Zhao takes her movie at walking pace at first, following Agnes as she wanders endlessly through a forest, a habit that has earned her a witch-like reputation like her late mother, dreamily registering the sky through the branches and a hawk that has swooped down to her hand. Agnes is in a trance of rapture in the folk-horror woodland outside Stratford-upon-Avon, a premonition of creative inspiration from the depths of despair. It is an unselfconsciously beguiling performance from Jessie Buckley, who gives every look and smile a piercing significance. Her beauty captivates young William Shakespeare, a would-be poet seething at having to follow his abusive father into the gloving business, and played with intelligent force by Paul Mescal.
They marry, to the deep unease of William’s mother Mary (Emily Watson), and the film imagines Agnes having her first baby (Susanna) actually in the forest. But when she reaches the end of her second pregnancy, she is forced to give birth indoors, a bad augury; these are the twins Judith and Hamnet. And while William is away in London following his dream of becoming a star of the London playhouse, illness and calamity strike.

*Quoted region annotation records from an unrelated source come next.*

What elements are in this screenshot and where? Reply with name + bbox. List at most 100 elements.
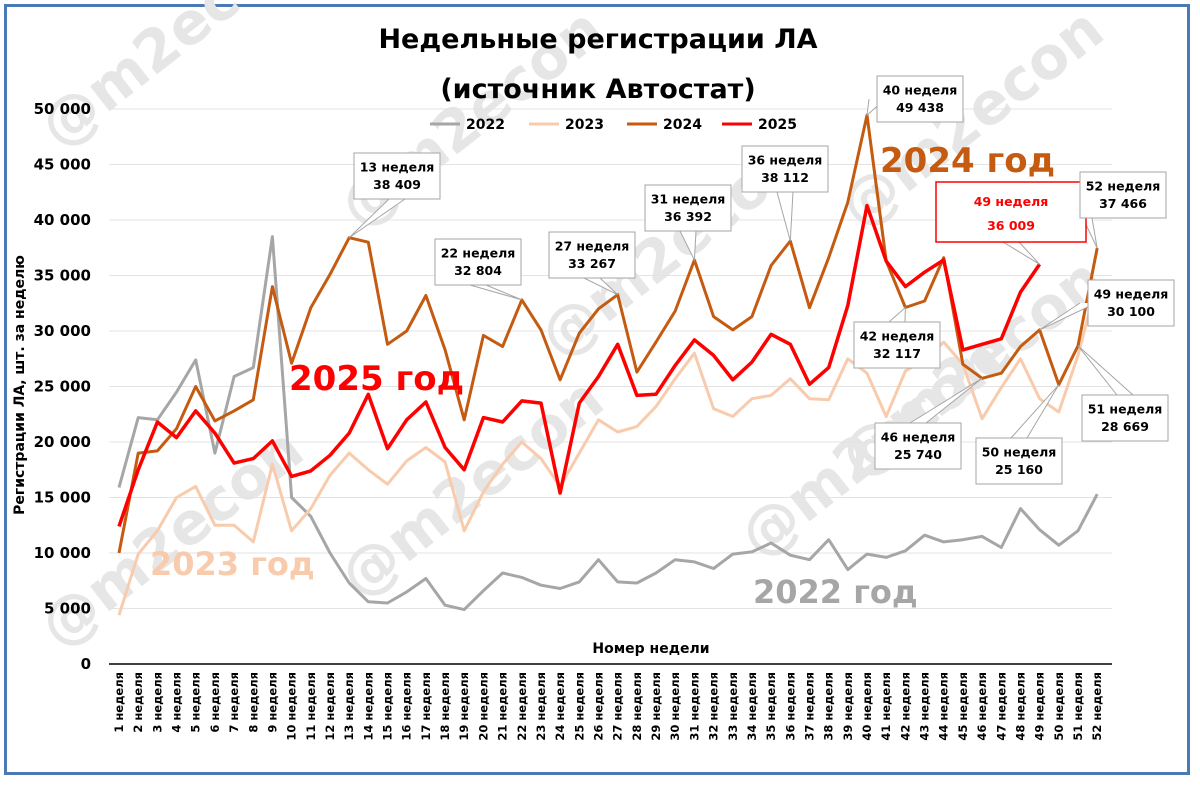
callout-label: 42 неделя — [860, 329, 935, 344]
callout-label: 38 112 — [761, 170, 809, 185]
callout-label: 37 466 — [1099, 196, 1147, 211]
x-tick-label: 4 неделя — [170, 672, 184, 733]
x-tick-label: 28 неделя — [630, 672, 644, 741]
chart-subtitle: (источник Автостат) — [440, 74, 755, 105]
y-tick-label: 15 000 — [34, 489, 91, 507]
callout-label: 25 160 — [995, 462, 1043, 477]
x-tick-label: 35 неделя — [764, 672, 778, 741]
callout-leader — [348, 198, 406, 239]
watermark-text: @m2econ — [27, 0, 316, 161]
gridlines — [109, 108, 1112, 665]
callout-label: 36 392 — [664, 209, 712, 224]
x-tick-label: 43 неделя — [918, 672, 932, 741]
callout-label: 49 неделя — [1094, 287, 1169, 302]
legend: 2022 2023 2024 2025 — [430, 117, 797, 133]
x-tick-label: 18 неделя — [438, 672, 452, 741]
callout-label: 49 438 — [896, 100, 944, 115]
callout-box — [1087, 279, 1175, 327]
callout-label: 27 неделя — [555, 239, 630, 254]
x-tick-label: 19 неделя — [457, 672, 471, 741]
x-tick-label: 5 неделя — [189, 672, 203, 733]
callout-leader — [1010, 384, 1060, 439]
callout-label: 32 804 — [454, 263, 502, 278]
chart-title: Недельные регистрации ЛА — [378, 24, 817, 55]
watermark-text: @m2econ — [27, 414, 316, 661]
x-tick-label: 33 неделя — [726, 672, 740, 741]
series-line-2022 — [117, 235, 1099, 612]
callout-box — [1081, 394, 1169, 442]
y-tick-label: 30 000 — [34, 322, 91, 340]
y-axis-label: Регистрации ЛА, шт. за неделю — [12, 255, 28, 515]
x-tick-label: 37 неделя — [802, 672, 816, 741]
y-tick-label: 45 000 — [34, 156, 91, 174]
x-tick-label: 12 неделя — [323, 672, 337, 741]
callout-label: 38 409 — [373, 177, 421, 192]
x-tick-label: 51 неделя — [1071, 672, 1085, 741]
x-tick-label: 34 неделя — [745, 672, 759, 741]
callout-label: 40 неделя — [883, 83, 958, 98]
legend-item: 2023 — [565, 117, 604, 133]
x-tick-label: 42 неделя — [898, 672, 912, 741]
x-tick-label: 24 неделя — [553, 672, 567, 741]
x-tick-label: 14 неделя — [361, 672, 375, 741]
x-tick-label: 23 неделя — [534, 672, 548, 741]
y-tick-label: 10 000 — [34, 544, 91, 562]
callout-label: 49 неделя — [974, 194, 1049, 209]
callout-leader — [469, 284, 522, 301]
x-tick-label: 48 неделя — [1013, 672, 1027, 741]
x-tick-label: 17 неделя — [419, 672, 433, 741]
x-tick-label: 1 неделя — [112, 672, 126, 733]
callout-box — [548, 231, 636, 279]
callout-box — [876, 75, 964, 123]
y-tick-label: 20 000 — [34, 433, 91, 451]
x-tick-label: 9 неделя — [265, 672, 279, 733]
legend-item: 2025 — [758, 117, 797, 133]
callout-leader — [1039, 302, 1097, 331]
x-tick-label: 52 неделя — [1090, 672, 1104, 741]
callout-label: 36 неделя — [748, 153, 823, 168]
y-tick-label: 35 000 — [34, 267, 91, 285]
callout-label: 13 неделя — [360, 160, 435, 175]
x-tick-label: 6 неделя — [208, 672, 222, 733]
callout-leader — [776, 191, 794, 242]
callout-leader — [1077, 345, 1134, 396]
callout-box — [353, 152, 441, 200]
year-label: 2023 год — [150, 545, 315, 583]
callout-box — [935, 181, 1087, 243]
x-tick-label: 26 неделя — [592, 672, 606, 741]
y-tick-label: 25 000 — [34, 378, 91, 396]
x-tick-label: 20 неделя — [476, 672, 490, 741]
x-tick-label: 2 неделя — [131, 672, 145, 733]
y-tick-label: 40 000 — [34, 211, 91, 229]
callout-label: 46 неделя — [881, 430, 956, 445]
callout-leader — [583, 277, 619, 296]
x-tick-label: 27 неделя — [611, 672, 625, 741]
y-tick-label: 5 000 — [44, 600, 91, 618]
x-tick-label: 15 неделя — [381, 672, 395, 741]
series-line-2025 — [117, 203, 1042, 527]
x-tick-label: 50 неделя — [1052, 672, 1066, 741]
y-tick-label: 50 000 — [34, 100, 91, 118]
callout-label: 31 неделя — [651, 192, 726, 207]
callout-label: 28 669 — [1101, 419, 1149, 434]
x-tick-label: 44 неделя — [937, 672, 951, 741]
year-label: 2025 год — [289, 359, 464, 399]
series-lines — [117, 113, 1099, 616]
x-tick-label: 21 неделя — [496, 672, 510, 741]
x-tick-label: 49 неделя — [1033, 672, 1047, 741]
series-line-2024 — [117, 113, 1099, 554]
callout-leader — [909, 377, 983, 424]
callout-box — [975, 437, 1063, 485]
callout-label: 33 267 — [568, 256, 616, 271]
x-tick-label: 40 неделя — [860, 672, 874, 741]
x-axis-ticks: 1 неделя 2 неделя 3 неделя 4 неделя 5 неделя… — [112, 672, 1104, 741]
y-tick-label: 0 — [81, 655, 91, 673]
callout-label: 52 неделя — [1086, 179, 1161, 194]
callout-leader — [679, 230, 697, 262]
callout-box — [874, 422, 962, 470]
year-label: 2024 год — [880, 141, 1055, 181]
callout-label: 36 009 — [987, 218, 1035, 233]
x-tick-label: 31 неделя — [687, 672, 701, 741]
x-tick-label: 13 неделя — [342, 672, 356, 741]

The death of Hamnet could be compared to that of Thomas Cromwell’s wife and daughters from sickness early in Hilary Mantel’s Wolf Hall; it is an inciting event, a terrible event which in some sense explains everything that happens next. Cromwell had to cauterise his inner agony by throwing himself into his career, pursuing it ruthlessly and making it of overwhelming importance – but he did not dwell on those that he has lost as Shakespeare is supposed to be doing here. Zhao and O’Farrell suggest that Shakespeare transformed and displaced his grief into every line of his play: the agony, the futility of carrying on, the dazed inability to decide on the point of anything. In a way, he, Shakespeare, is the ghost, the undead phantom condemned to wander miserably through the world while Hamnet is left alive. The boy’s soul has not been murdered as the father’s has.
It could all be true – although it comes down to the name, and there is a line in Romeo and Juliet about what there is in a name. The cinematography by Łukasz Żal is beautiful and pellucid and Max Richter’s score swarms all around the action. It is a film that moves because of the performances which are so absorbing.
Decades ago, Tom Stoppard’s play Rosencrantz and Guildenstern Are Dead provided a whole new way into Hamlet. Perhaps Zhao and O’Farrell will do the same thing with this tender and moving new creation myth.
• Hamnet is out now in the US, on 9 January in the UK, and on 15 January in Australia.